Pourtant, je somatise, et pas qu’un peu. Il y a bientôt dix ans quelques années, j’ai pris un job d’hôtesse d’accueil que j’estimais profondément débile et réducteur (un jour j’en reparlerai, tiens). Tout me déplaisait, mais j’avais besoin de sous pour payer mon dealer mon loyer. Et là catastrophe : la veille de mon premier jour, j’ai attrapé un gros rhume et je suis devenue aphone. Plus rien ne sortait. En voilà une coïncidence !
Or depuis quelques semaines, j’enchaîne les pépins qui, pris isolément, ne seraient imputables qu’à la fatigue mais, reliés à une nouvelle désagréable apprise à cette époque, prennent tout leur sens. Parce que cela ne me concerne pas personnellement et parce que j’estime qu’il y a une certaine pudeur à respecter, je n’ai pas abordé le sujet publiquement. Mais j’ai commencé par faire un bouton de fièvre : cela me brûlait les lèvres.

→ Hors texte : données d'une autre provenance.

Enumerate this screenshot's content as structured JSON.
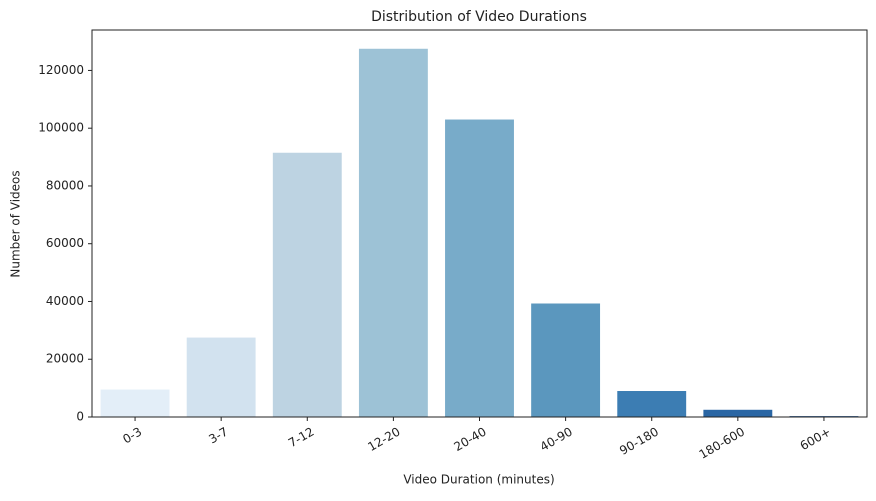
{
  "chart_data": {
    "type": "bar",
    "title": "Distribution of Video Durations",
    "x_label": "Video Duration (minutes)",
    "y_label": "Number of Videos",
    "categories": [
      "0-3",
      "3-7",
      "7-12",
      "12-20",
      "20-40",
      "40-90",
      "90-180",
      "180-600",
      "600+"
    ],
    "values": [
      9500,
      27500,
      91500,
      127500,
      103000,
      39300,
      9000,
      2500,
      300
    ],
    "colors": [
      "#e3eef8",
      "#d2e2ef",
      "#bdd3e2",
      "#9dc2d6",
      "#78abc9",
      "#5b97be",
      "#3c7db3",
      "#2a66a4",
      "#1b4f91"
    ],
    "ylim": [
      0,
      134000
    ],
    "yticks": [
      0,
      20000,
      40000,
      60000,
      80000,
      100000,
      120000
    ],
    "grid": false
  }
}
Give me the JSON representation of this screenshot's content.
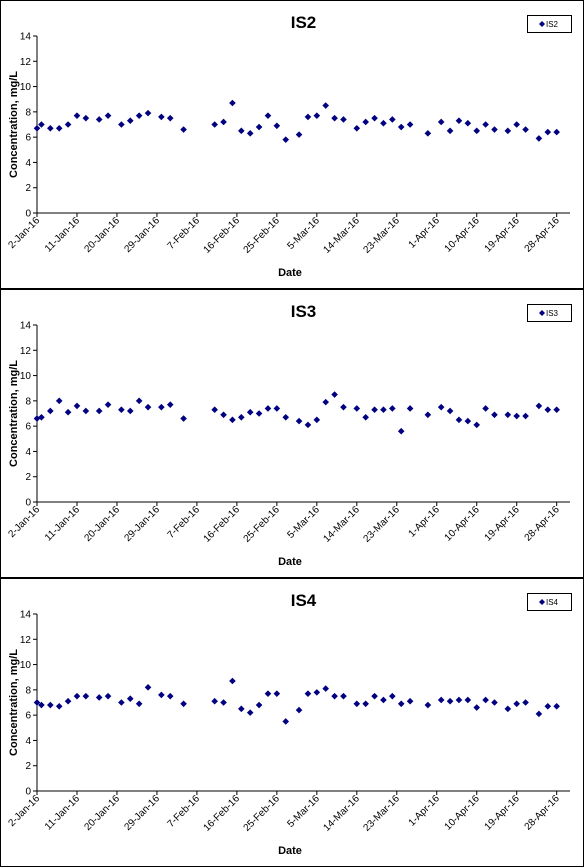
{
  "chart_data": [
    {
      "type": "scatter",
      "title": "IS2",
      "xlabel": "Date",
      "ylabel": "Concentration, mg/L",
      "ylim": [
        0,
        14
      ],
      "yticks": [
        0,
        2,
        4,
        6,
        8,
        10,
        12,
        14
      ],
      "xlim": [
        "2016-01-02",
        "2016-05-01"
      ],
      "xtick_labels": [
        "2-Jan-16",
        "11-Jan-16",
        "20-Jan-16",
        "29-Jan-16",
        "7-Feb-16",
        "16-Feb-16",
        "25-Feb-16",
        "5-Mar-16",
        "14-Mar-16",
        "23-Mar-16",
        "1-Apr-16",
        "10-Apr-16",
        "19-Apr-16",
        "28-Apr-16"
      ],
      "grid": false,
      "legend_position": "top-right",
      "marker_color": "#000080",
      "series": [
        {
          "name": "IS2",
          "x": [
            "2016-01-02",
            "2016-01-03",
            "2016-01-05",
            "2016-01-07",
            "2016-01-09",
            "2016-01-11",
            "2016-01-13",
            "2016-01-16",
            "2016-01-18",
            "2016-01-21",
            "2016-01-23",
            "2016-01-25",
            "2016-01-27",
            "2016-01-30",
            "2016-02-01",
            "2016-02-04",
            "2016-02-11",
            "2016-02-13",
            "2016-02-15",
            "2016-02-17",
            "2016-02-19",
            "2016-02-21",
            "2016-02-23",
            "2016-02-25",
            "2016-02-27",
            "2016-03-01",
            "2016-03-03",
            "2016-03-05",
            "2016-03-07",
            "2016-03-09",
            "2016-03-11",
            "2016-03-14",
            "2016-03-16",
            "2016-03-18",
            "2016-03-20",
            "2016-03-22",
            "2016-03-24",
            "2016-03-26",
            "2016-03-30",
            "2016-04-02",
            "2016-04-04",
            "2016-04-06",
            "2016-04-08",
            "2016-04-10",
            "2016-04-12",
            "2016-04-14",
            "2016-04-17",
            "2016-04-19",
            "2016-04-21",
            "2016-04-24",
            "2016-04-26",
            "2016-04-28"
          ],
          "y": [
            6.7,
            7.0,
            6.7,
            6.7,
            7.0,
            7.7,
            7.5,
            7.4,
            7.7,
            7.0,
            7.3,
            7.7,
            7.9,
            7.6,
            7.5,
            6.6,
            7.0,
            7.2,
            8.7,
            6.5,
            6.3,
            6.8,
            7.7,
            6.9,
            5.8,
            6.2,
            7.6,
            7.7,
            8.5,
            7.5,
            7.4,
            6.7,
            7.2,
            7.5,
            7.1,
            7.4,
            6.8,
            7.0,
            6.3,
            7.2,
            6.5,
            7.3,
            7.1,
            6.5,
            7.0,
            6.6,
            6.5,
            7.0,
            6.6,
            5.9,
            6.4,
            6.4
          ]
        }
      ]
    },
    {
      "type": "scatter",
      "title": "IS3",
      "xlabel": "Date",
      "ylabel": "Concentration, mg/L",
      "ylim": [
        0,
        14
      ],
      "yticks": [
        0,
        2,
        4,
        6,
        8,
        10,
        12,
        14
      ],
      "xlim": [
        "2016-01-02",
        "2016-05-01"
      ],
      "xtick_labels": [
        "2-Jan-16",
        "11-Jan-16",
        "20-Jan-16",
        "29-Jan-16",
        "7-Feb-16",
        "16-Feb-16",
        "25-Feb-16",
        "5-Mar-16",
        "14-Mar-16",
        "23-Mar-16",
        "1-Apr-16",
        "10-Apr-16",
        "19-Apr-16",
        "28-Apr-16"
      ],
      "grid": false,
      "legend_position": "top-right",
      "marker_color": "#000080",
      "series": [
        {
          "name": "IS3",
          "x": [
            "2016-01-02",
            "2016-01-03",
            "2016-01-05",
            "2016-01-07",
            "2016-01-09",
            "2016-01-11",
            "2016-01-13",
            "2016-01-16",
            "2016-01-18",
            "2016-01-21",
            "2016-01-23",
            "2016-01-25",
            "2016-01-27",
            "2016-01-30",
            "2016-02-01",
            "2016-02-04",
            "2016-02-11",
            "2016-02-13",
            "2016-02-15",
            "2016-02-17",
            "2016-02-19",
            "2016-02-21",
            "2016-02-23",
            "2016-02-25",
            "2016-02-27",
            "2016-03-01",
            "2016-03-03",
            "2016-03-05",
            "2016-03-07",
            "2016-03-09",
            "2016-03-11",
            "2016-03-14",
            "2016-03-16",
            "2016-03-18",
            "2016-03-20",
            "2016-03-22",
            "2016-03-24",
            "2016-03-26",
            "2016-03-30",
            "2016-04-02",
            "2016-04-04",
            "2016-04-06",
            "2016-04-08",
            "2016-04-10",
            "2016-04-12",
            "2016-04-14",
            "2016-04-17",
            "2016-04-19",
            "2016-04-21",
            "2016-04-24",
            "2016-04-26",
            "2016-04-28"
          ],
          "y": [
            6.6,
            6.7,
            7.2,
            8.0,
            7.1,
            7.6,
            7.2,
            7.2,
            7.7,
            7.3,
            7.2,
            8.0,
            7.5,
            7.5,
            7.7,
            6.6,
            7.3,
            6.9,
            6.5,
            6.7,
            7.1,
            7.0,
            7.4,
            7.4,
            6.7,
            6.4,
            6.1,
            6.5,
            7.9,
            8.5,
            7.5,
            7.4,
            6.7,
            7.3,
            7.3,
            7.4,
            5.6,
            7.4,
            6.9,
            7.5,
            7.2,
            6.5,
            6.4,
            6.1,
            7.4,
            6.9,
            6.9,
            6.8,
            6.8,
            7.6,
            7.3,
            7.3
          ]
        }
      ]
    },
    {
      "type": "scatter",
      "title": "IS4",
      "xlabel": "Date",
      "ylabel": "Concentration, mg/L",
      "ylim": [
        0,
        14
      ],
      "yticks": [
        0,
        2,
        4,
        6,
        8,
        10,
        12,
        14
      ],
      "xlim": [
        "2016-01-02",
        "2016-05-01"
      ],
      "xtick_labels": [
        "2-Jan-16",
        "11-Jan-16",
        "20-Jan-16",
        "29-Jan-16",
        "7-Feb-16",
        "16-Feb-16",
        "25-Feb-16",
        "5-Mar-16",
        "14-Mar-16",
        "23-Mar-16",
        "1-Apr-16",
        "10-Apr-16",
        "19-Apr-16",
        "28-Apr-16"
      ],
      "grid": false,
      "legend_position": "top-right",
      "marker_color": "#000080",
      "series": [
        {
          "name": "IS4",
          "x": [
            "2016-01-02",
            "2016-01-03",
            "2016-01-05",
            "2016-01-07",
            "2016-01-09",
            "2016-01-11",
            "2016-01-13",
            "2016-01-16",
            "2016-01-18",
            "2016-01-21",
            "2016-01-23",
            "2016-01-25",
            "2016-01-27",
            "2016-01-30",
            "2016-02-01",
            "2016-02-04",
            "2016-02-11",
            "2016-02-13",
            "2016-02-15",
            "2016-02-17",
            "2016-02-19",
            "2016-02-21",
            "2016-02-23",
            "2016-02-25",
            "2016-02-27",
            "2016-03-01",
            "2016-03-03",
            "2016-03-05",
            "2016-03-07",
            "2016-03-09",
            "2016-03-11",
            "2016-03-14",
            "2016-03-16",
            "2016-03-18",
            "2016-03-20",
            "2016-03-22",
            "2016-03-24",
            "2016-03-26",
            "2016-03-30",
            "2016-04-02",
            "2016-04-04",
            "2016-04-06",
            "2016-04-08",
            "2016-04-10",
            "2016-04-12",
            "2016-04-14",
            "2016-04-17",
            "2016-04-19",
            "2016-04-21",
            "2016-04-24",
            "2016-04-26",
            "2016-04-28"
          ],
          "y": [
            7.0,
            6.8,
            6.8,
            6.7,
            7.1,
            7.5,
            7.5,
            7.4,
            7.5,
            7.0,
            7.3,
            6.9,
            8.2,
            7.6,
            7.5,
            6.9,
            7.1,
            7.0,
            8.7,
            6.5,
            6.2,
            6.8,
            7.7,
            7.7,
            5.5,
            6.4,
            7.7,
            7.8,
            8.1,
            7.5,
            7.5,
            6.9,
            6.9,
            7.5,
            7.2,
            7.5,
            6.9,
            7.1,
            6.8,
            7.2,
            7.1,
            7.2,
            7.2,
            6.6,
            7.2,
            7.0,
            6.5,
            6.9,
            7.0,
            6.1,
            6.7,
            6.7
          ]
        }
      ]
    }
  ]
}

Puis, dans la foulée, une espèce de brûlure ronde est apparue sur ma langue : je l’avais sur le bout de la langue. Puis le lendemain, gastro carabinée (la dernière que j’ai faite, c’est le jour où mon père est parti vivre au Canada…) : je ne le digérais pas. Et là, cette toux qui traîne et se fait de plus en plus violente : j’ai besoin d’évacuer un trop-plein.

Cette nuit, alors que je me réfugiais dans le salon pour éviter de réveiller toute la maison avec mes quintes, j’ai pris conscience de la situation. Je n’ai pas l’intention de déroger à la règle que je me suis fixée sur le sujet : ne pas en parler publiquement, du moins pas tant que ce ne sera pas résolu. J’ai même énormément de mal à m’épancher auprès de mon entourage ; d’instinct, j’ai décidé de faire bloc et d’encaisser, quitte à m’effondrer (de fatigue, notamment) plus tard. Parce que je n’ai pas vraiment le choix. Mais étrangement, depuis que j’ai mis des mots sur mon malaise, le nénuphar qui m’envahissait les poumons a commencé à se ratatiner.
Et du coup, j’ai envie de relire L’écume des jours.